I digress. As irritating as stupid people can be, I still find myself oddly attracted to flea markets. That's right -- I go to flea markets. Now, I'm sure that most of you are pulling out your calculators and looking for the mathematical equivalence between me and a stone cold moron, but I think flea markets are healthy for all individuals of average to above-average intelligence. Not just so you can re-buy all of the things that have been stolen out of your car while it was parked downtown, either. No, if you're ever feeling depressed about yourself or your station in life, go to a flea market. I guarantee, you'll feel so much higher on the food chain by the time you get back home. Buy a Dukes of Hazzard lunch box or a velvet Elvis while you're there, and every time you look at either you can just say to yourself, "Hey, my life's not so bad! I could be at a flea market!"

Again, I digress.

I was talking about the dumbing down of America.
I don't think stupidity irritates me nearly as much as stupid people talking to me like I'm stupid, too.

I think that one of the many times my mother yanked me out of school to get a flu shot, I missed the assembly where they had the enrollment ceremony for the stupid people's fraternity.

That's the fraternity that gives stupid people carte blanch to say cretinous things to everybody.
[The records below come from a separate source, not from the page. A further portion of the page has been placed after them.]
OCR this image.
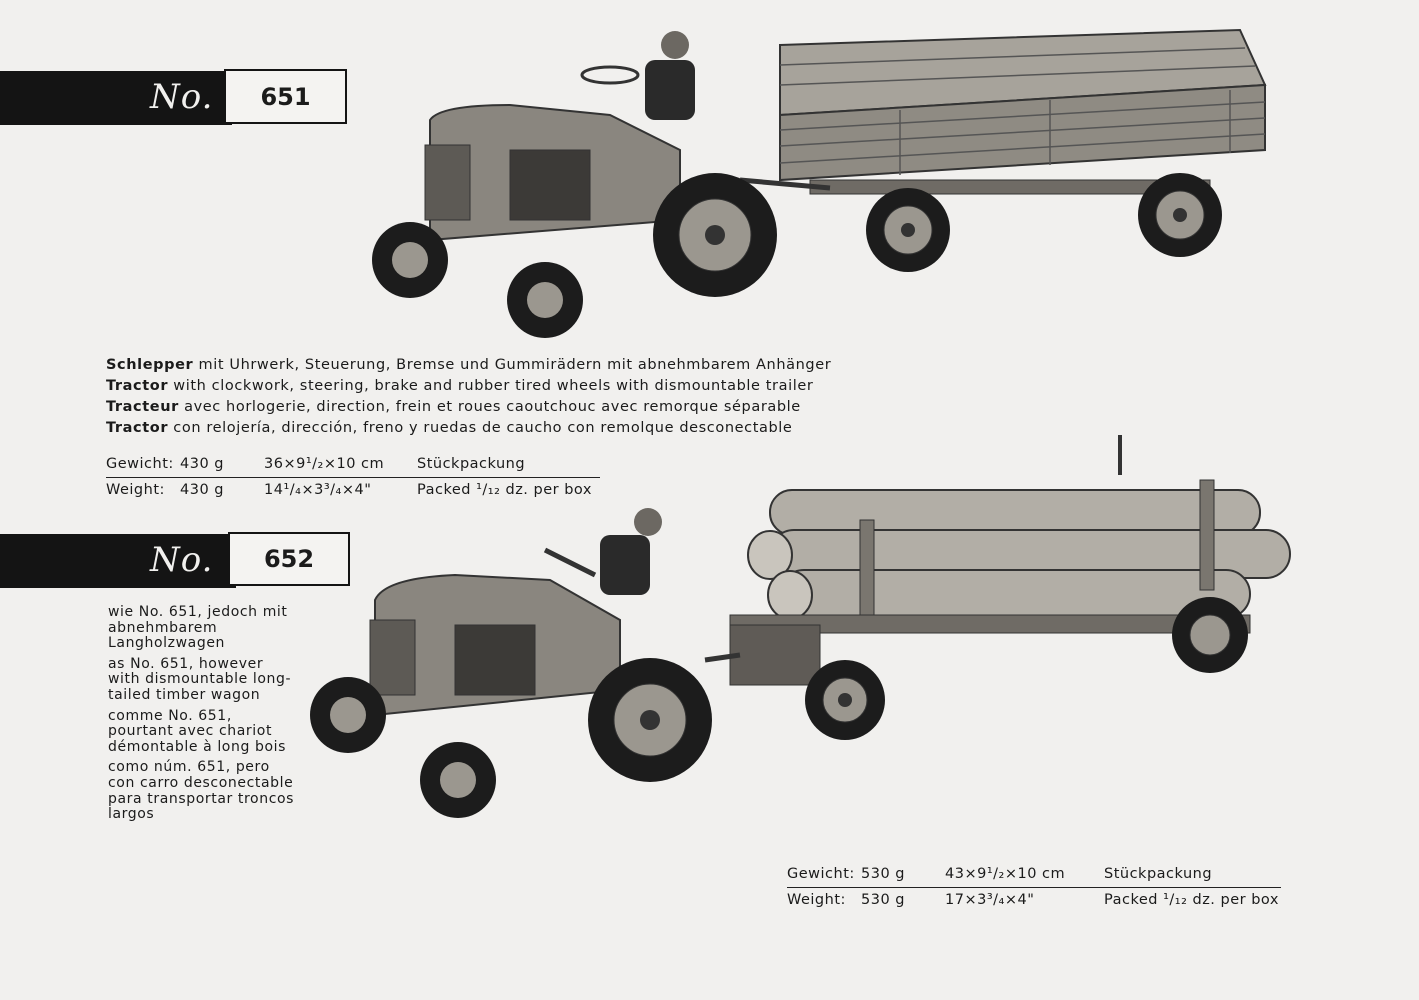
No.	651
Schlepper mit Uhrwerk, Steuerung, Bremse und Gummirädern mit abnehmbarem Anhänger
Tractor with clockwork, steering, brake and rubber tired wheels with dismountable trailer
Tracteur avec horlogerie, direction, frein et roues caoutchouc avec remorque séparable
Tractor con relojería, dirección, freno y ruedas de caucho con remolque desconectable
Gewicht: 430 g	36×9¹/₂×10 cm Stückpackung
Weight: 430 g	14¹/₄×3³/₄×4"	Packed ¹/₁₂ dz. per box
No.	652

wie No. 651, jedoch mit abnehmbarem Langholzwagen

as No. 651, however with dismountable long-tailed timber wagon

comme No. 651, pourtant avec chariot démontable à long bois

como núm. 651, pero con carro desconectable para transportar troncos largos

Gewicht: 530 g	43×9¹/₂×10 cm	Stückpackung
Weight: 530 g	17×3³/₄×4"	Packed ¹/₁₂ dz. per box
For example, when it's 12 below zero with a wind chill factor of minus 60, the stupid people fraternity has a hard and fast rule of going inside and saying to each and every person there, "Whooo! It's cold outside!"

Or every time Robin Williams plays an uncredited role in a film, members ask, "Is he in this?"
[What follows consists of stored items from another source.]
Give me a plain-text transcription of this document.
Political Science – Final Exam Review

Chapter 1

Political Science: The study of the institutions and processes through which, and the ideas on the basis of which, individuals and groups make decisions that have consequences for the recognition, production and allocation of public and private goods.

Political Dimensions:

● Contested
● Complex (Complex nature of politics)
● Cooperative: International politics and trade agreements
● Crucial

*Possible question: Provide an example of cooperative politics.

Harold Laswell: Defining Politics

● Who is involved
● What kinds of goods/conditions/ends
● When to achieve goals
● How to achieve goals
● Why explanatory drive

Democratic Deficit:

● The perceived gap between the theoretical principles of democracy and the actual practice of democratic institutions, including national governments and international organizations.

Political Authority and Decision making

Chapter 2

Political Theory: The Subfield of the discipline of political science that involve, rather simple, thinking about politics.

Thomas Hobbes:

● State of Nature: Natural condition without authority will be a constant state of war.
Shopping for my wife the other day, I wanted a 16-ounce bottle of lotion in a specific scent. We always buy the large sizes of everything. It's a by-product of the warehouse club mentality. Every night I drive the forklift out to the storage shed for some dishwashing detergent, and we may not have room in our garage for a car, but, dammit, that box of Kleenex Facial Tissue will never run out. Anyway, I wanted a 16-ounce bottle of skin lotion. They had 16 ounces bottles of every other scent but the one I wanted. So I asked if there was any more in the back.

The sales clerk said, "No. Why don't you just get two eight-ounce bottles?"
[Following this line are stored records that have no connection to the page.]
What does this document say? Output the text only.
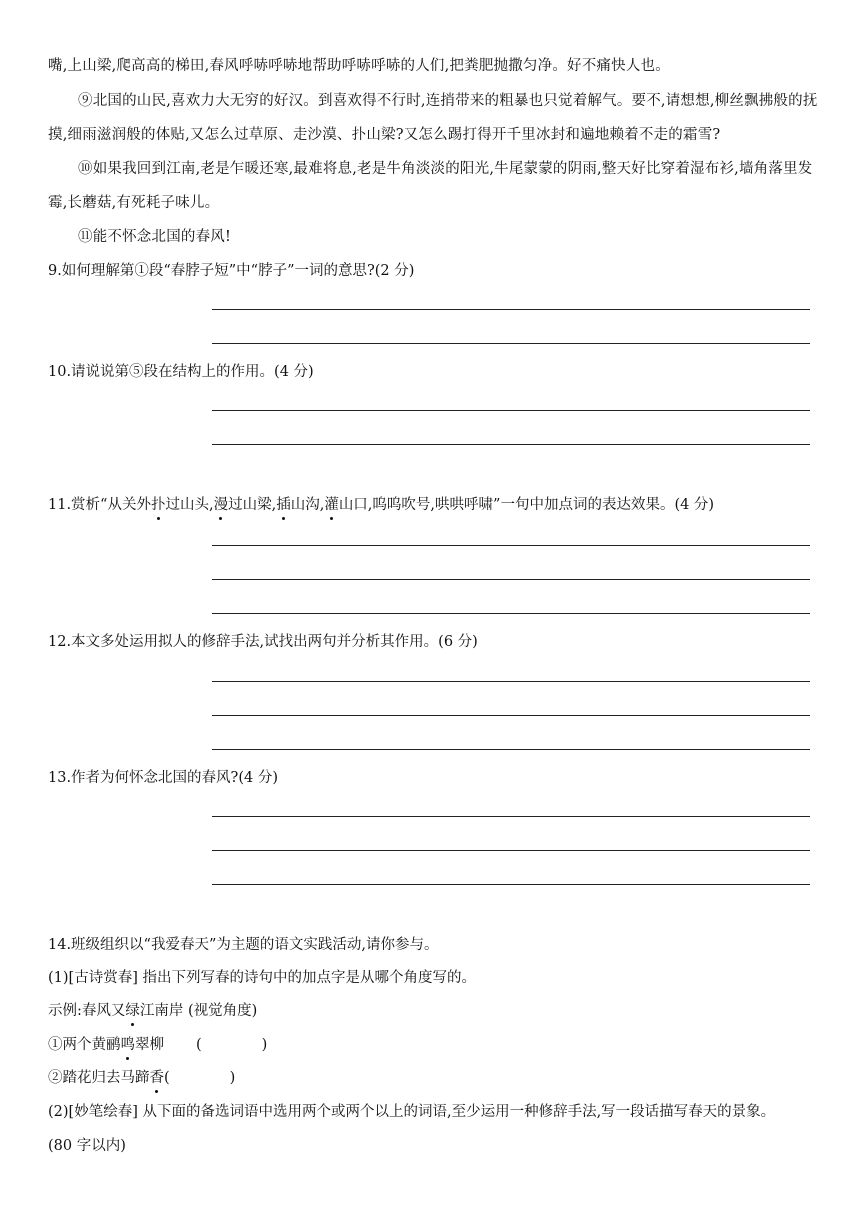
嘴,上山梁,爬高高的梯田,春风呼哧呼哧地帮助呼哧呼哧的人们,把粪肥抛撒匀净。好不痛快人也。

⑨北国的山民,喜欢力大无穷的好汉。到喜欢得不行时,连捎带来的粗暴也只觉着解气。要不,请想想,柳丝飘拂般的抚摸,细雨滋润般的体贴,又怎么过草原、走沙漠、扑山梁?又怎么踢打得开千里冰封和遍地赖着不走的霜雪?

⑩如果我回到江南,老是乍暖还寒,最难将息,老是牛角淡淡的阳光,牛尾蒙蒙的阴雨,整天好比穿着湿布衫,墙角落里发霉,长蘑菇,有死耗子味儿。

⑪能不怀念北国的春风!

9.如何理解第①段“春脖子短”中“脖子”一词的意思?(2 分)

10.请说说第⑤段在结构上的作用。(4 分)

11.赏析“从关外扑过山头,漫过山梁,插山沟,灌山口,呜呜吹号,哄哄呼啸”一句中加点词的表达效果。(4 分)

12.本文多处运用拟人的修辞手法,试找出两句并分析其作用。(6 分)

13.作者为何怀念北国的春风?(4 分)

14.班级组织以“我爱春天”为主题的语文实践活动,请你参与。

(1)[古诗赏春] 指出下列写春的诗句中的加点字是从哪个角度写的。

示例:春风又绿江南岸 (视觉角度)

①两个黄鹂鸣翠柳 (	)

②踏花归去马蹄香(	)

(2)[妙笔绘春] 从下面的备选词语中选用两个或两个以上的词语,至少运用一种修辞手法,写一段话描写春天的景象。

(80 字以内)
Rather than go into a harangue about conservation and how one empty bottle is better for the environment than two, I simplified it for her and said, "Because I want the 16-ounce bottle."

The clerk immediately assumed an expression of scholarly advice. You know the look: it's the same look the Scarecrow gets right after the Wizard hands him a diploma. She said, "Well, you know, two eight-ounce bottles give you the same amount as one 16-ounce bottle."
I just stared at her, groping for the appropriate answer.
She nodded her head. "It's true!" she added.
My friend Shawn was with me. Thank God for Shawn. He came up with the proper response.
"Stop!" he cried, grabbing the hair on the sides of his head. "Big numbers make my head swim!"
My wife got a pretty card for Valentine's Day.